In 2019, Mayor Jayme Stayton used the words “bigger” and “growth” to describe his goals for the city, particularly for events and other items of business that began in 2018.
“The first year of me being mayor was learning, trying to figure out what was the best way to approach things and how to get things here, how to reach out to people and speak with them and get them to understand and see the vision that I see,” he said. “A lot of the citizens of Daleville have the same vision.”
He said that, though he continued learning in 2018, he was able to see some of his “vision” come to life.
“In 2018, once I learned (the systems in place), we started having these events,” he said. “Of course, the first one is always the hardest. So, in 2019, this is just going to come naturally. Every event that we have is going to run smoothly and be more relaxing than worrying.
“In 2019, it will be good to see some growth.”
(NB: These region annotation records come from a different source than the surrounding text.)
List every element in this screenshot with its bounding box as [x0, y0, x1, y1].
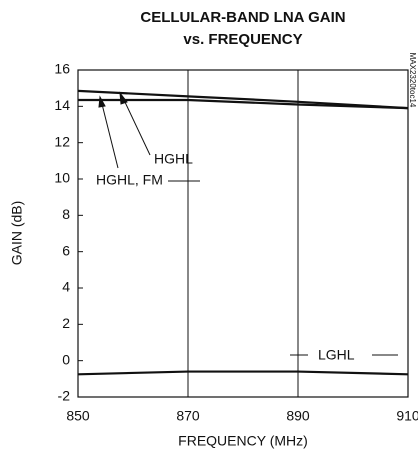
y-tick-label: 0	[62, 351, 70, 367]
series-label: HGHL	[154, 151, 193, 167]
x-tick-label: 890	[286, 408, 310, 424]
annotation: MAX2320toc14	[408, 53, 417, 108]
x-tick-label: 850	[66, 408, 90, 424]
series-line	[78, 98, 409, 110]
chart-title: vs. FREQUENCY	[183, 31, 302, 48]
series-label: LGHL	[318, 347, 355, 363]
y-tick-label: 16	[54, 61, 70, 77]
series-label: HGHL, FM	[96, 172, 163, 188]
plot-frame	[77, 69, 409, 398]
y-tick-label: 12	[54, 133, 70, 149]
y-tick-label: 8	[62, 206, 70, 222]
x-tick-label: 910	[396, 408, 418, 424]
y-tick-label: 2	[62, 315, 70, 331]
y-tick-label: 4	[62, 279, 70, 295]
y-tick-label: 10	[54, 170, 70, 186]
callouts	[98, 91, 398, 356]
series-line	[77, 370, 409, 376]
y-tick-label: -2	[58, 388, 71, 404]
y-axis-label: GAIN (dB)	[9, 201, 25, 266]
series-line	[77, 89, 409, 110]
y-tick-label: 14	[54, 97, 70, 113]
chart-title: CELLULAR-BAND LNA GAIN	[140, 9, 345, 26]
y-tick-label: 6	[62, 242, 70, 258]
x-tick-label: 870	[176, 408, 200, 424]
x-axis-label: FREQUENCY (MHz)	[178, 433, 308, 449]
The Daleville Family Fun Fest, which was a first-time event last year, is expected to be even bigger this year, according to Stayton.
“This Daleville Family Fun Fest is going to be bigger because we’re going to have concerts,” Stayton said. “In January, we’re going to start kicking it off and really advertise for Daleville.”
He said the event will also offer event-goers bigger rides and more to do for a range of ages, including younger children.
Another first-time event, the Fall Festival, brought businesses, churches and other organizations together to provide games and treats for families.
Stayton said planners for the fall festival are already planning to make this event bigger as well.
“It was great,” he said. “We had a good turnout there, so they’ve already decided that they’re going to have more stuff, so that will make that event bigger.”
The Inter-Tribal Native American Pow Wow returned to Daleville after a several-year absence. Stayton said this event will also come back bigger and better.
“It’s going to be bigger than it was,” he said, stating the event offers visitors a unique experience. “What’s good about the Pow Wow and what people need to understand is, there are no Native American restaurants. When are you going to get to try actual, handmade Native American food, unless you go to a reservation somewhere? This is your chance to come out and try it.
“It’s a chance for (people) to come out and try some different culture.”
Though it was held in April 2018, it will return to the City of Daleville in November for National Native American Heritage Month.
Two annual city events already saw growth in 2018: Spartan Fest and the city’s annual Christmas Parade.
“It’s always good,” Stayton said of Spartan Fest. “(Last year), we did a tournament. It’s going to be a little bit different this year; it’s going to be bigger. Not too much bigger, but it’s going to be great.”
He also predicts this Christmas parade will grow even more in 2019.
In addition to growth for events and entertainment opportunities for citizens, Stayton said he hopes to see growth in economic development for the city.
“There are businesses that have their eye on Daleville that I feel that (they could come) in 2019,” he said. “You never want to say something is going to happen and it doesn’t happen, but they are looking our way.”
He also said he is continuing to work on bringing an industry to the city.
“I’m still working hard on industry,” he said. “I want jobs here. I want something like the old Tri-Glass to come back.”